Could you please help me with this query? Thanks for the help!
I understand that when two or more open-collector gates are combined, you get a wired-AND gate. But such a wired-AND gates has negative logic which means it gives HIGH output only when all its inputs are LOW. I agree with the expression on the right which says X=A'B'C'D' where A' means complement of A.
I do not understand why the author is using uncomplemented inputs to derive output expression in subsequent sections. Please see the green highlights where it is said that X=ABCDEFGH and X=ABCDEF.
Is there a mistake in the text, or is it just me? Please guide me.
But I don't think that I understand it. The following picture is from the link provided by KeepItSimpleStupid . Both inputs should be LOW to get HIGH at the output X. This is open-collector AND gate. I'm sure that the missing of word 'wired' doesn't make much of a difference.

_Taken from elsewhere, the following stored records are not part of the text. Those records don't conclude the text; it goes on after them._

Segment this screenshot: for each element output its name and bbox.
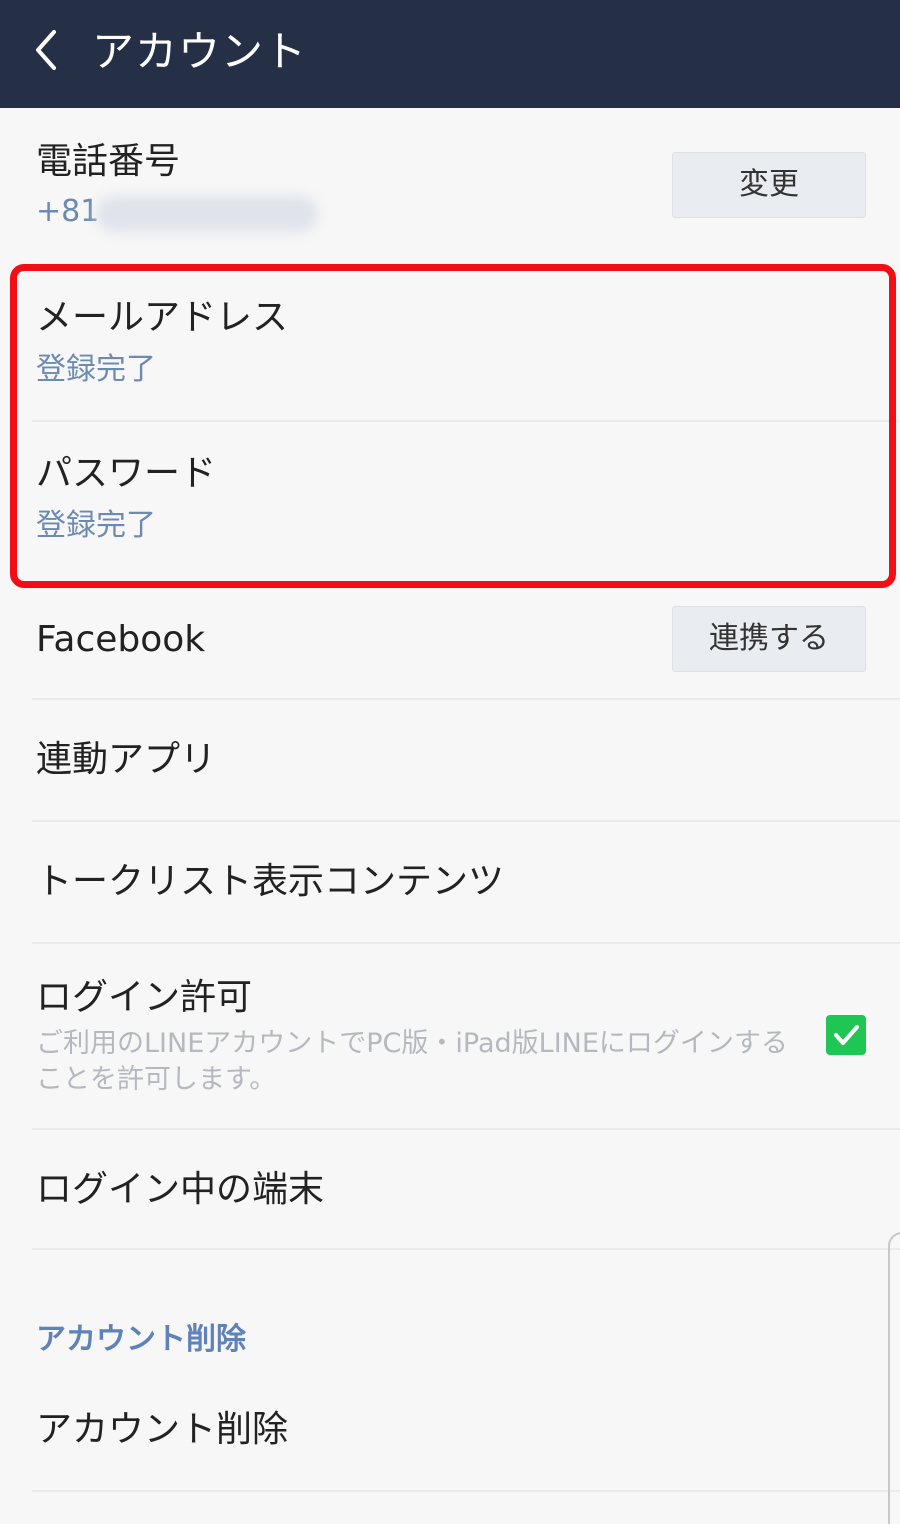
facebook-row: Facebook 連携する (0, 584, 900, 698)
email-title: メールアドレス (36, 297, 289, 338)
password-title: パスワード (36, 453, 217, 494)
app-header: アカウント (0, 0, 900, 108)
account-delete-title: アカウント削除 (36, 1409, 289, 1450)
phone-number-value: +81 (36, 194, 100, 229)
divider (32, 1248, 900, 1250)
linked-apps-row[interactable]: 連動アプリ (0, 700, 900, 820)
page-title: アカウント (92, 27, 308, 76)
email-status: 登録完了 (36, 352, 156, 387)
email-row[interactable]: メールアドレス 登録完了 (0, 264, 900, 420)
link-facebook-button[interactable]: 連携する (672, 606, 866, 672)
password-status: 登録完了 (36, 508, 156, 543)
account-delete-row[interactable]: アカウント削除 (0, 1372, 900, 1490)
logged-in-devices-title: ログイン中の端末 (36, 1169, 325, 1210)
facebook-title: Facebook (36, 619, 206, 660)
talk-list-contents-title: トークリスト表示コンテンツ (36, 861, 505, 902)
change-phone-button[interactable]: 変更 (672, 152, 866, 218)
scroll-indicator (888, 1232, 900, 1524)
back-button[interactable] (22, 22, 70, 78)
divider (32, 1490, 900, 1492)
chevron-left-icon (36, 30, 56, 70)
talk-list-contents-row[interactable]: トークリスト表示コンテンツ (0, 822, 900, 942)
logged-in-devices-row[interactable]: ログイン中の端末 (0, 1130, 900, 1248)
account-delete-section-label: アカウント削除 (36, 1322, 246, 1357)
phone-number-row: 電話番号 +81 変更 (0, 108, 900, 260)
linked-apps-title: 連動アプリ (36, 739, 217, 780)
password-row[interactable]: パスワード 登録完了 (0, 422, 900, 578)
phone-number-title: 電話番号 (36, 141, 181, 182)
login-permission-checkbox[interactable] (826, 1015, 866, 1055)
phone-number-redaction (96, 196, 318, 232)
checkmark-icon (834, 1025, 859, 1045)
login-permission-title: ログイン許可 (36, 977, 253, 1018)
login-permission-description: ご利用のLINEアカウントでPC版・iPad版LINEにログインすることを許可し… (36, 1028, 788, 1095)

X = (Input_1)' (Input_2)' where apostrophe denotes complement.
Those are NAND gates, not AND gates. The dot / small circle on the output represents a signal inversion.
With both inputs connected together they function as simple inverters, with open collector outputs (though they are missing the OC symbol).
With that configuration, both gates need the inputs LOW to give high (open) outputs.
From the discussion, the following is what I have concluded. A wired-AND configuration of inverters is different from open-collector AND gate. A wired-AND configuration of inverters works like a negative-AND gate. An open-collector AND gate has a transistor attached to its output. Please have a look on the picture below. Do I have it correct?
I think. You are confused about a Low output being different than no output. In logic speak, a Low is literally a connection to ground. Several of your circuit images are directly connecting a low output to a high output which will short out the output pins and cause catistrophic damage to the component.
To be honest, there is still confusion in my mind and most of it comes from how the author has, in my opinion, mixed up the stuff in the given section. Anyway, let's see.
Yes, you are right. In open collector TTL inverter gate R3, Q4 and D2 are missing.
Do you really think that the circuit in FIGURE 2 is correct (Edit: FIGURE 2 from my previous post, post #8)? It says that a normal AND gate is connected to a normal inverter and then there is an open collector transistor attached to the output of inverter.
To get a NAND gate, as Nigel Goodwin pointed out, you can just connect an open collector transistor to the output of normal AND gate as shown below.
Do you really think that the circuit in FIGURE 2 is correct? It says that a normal AND gate is connected to a normal inverter and then there is an open collector transistor attached to the output of inverter.
To get a NAND gate, as @Nigel Goodwin pointed out, you can just connect an open collector transistor to the output of normal AND gate as shown below.
An AND gate connected to an inverter with an open collector output is functionally the same as an AND gate plus a transistor (which inverts) to give the open collector output. Each gives NAND function.
(Remember that in reality the external transistor would need resistors between gate & base and base-emitter.)
If the first text refers to an open collector AND, then the double inversion is correct, to retain the overall AND function.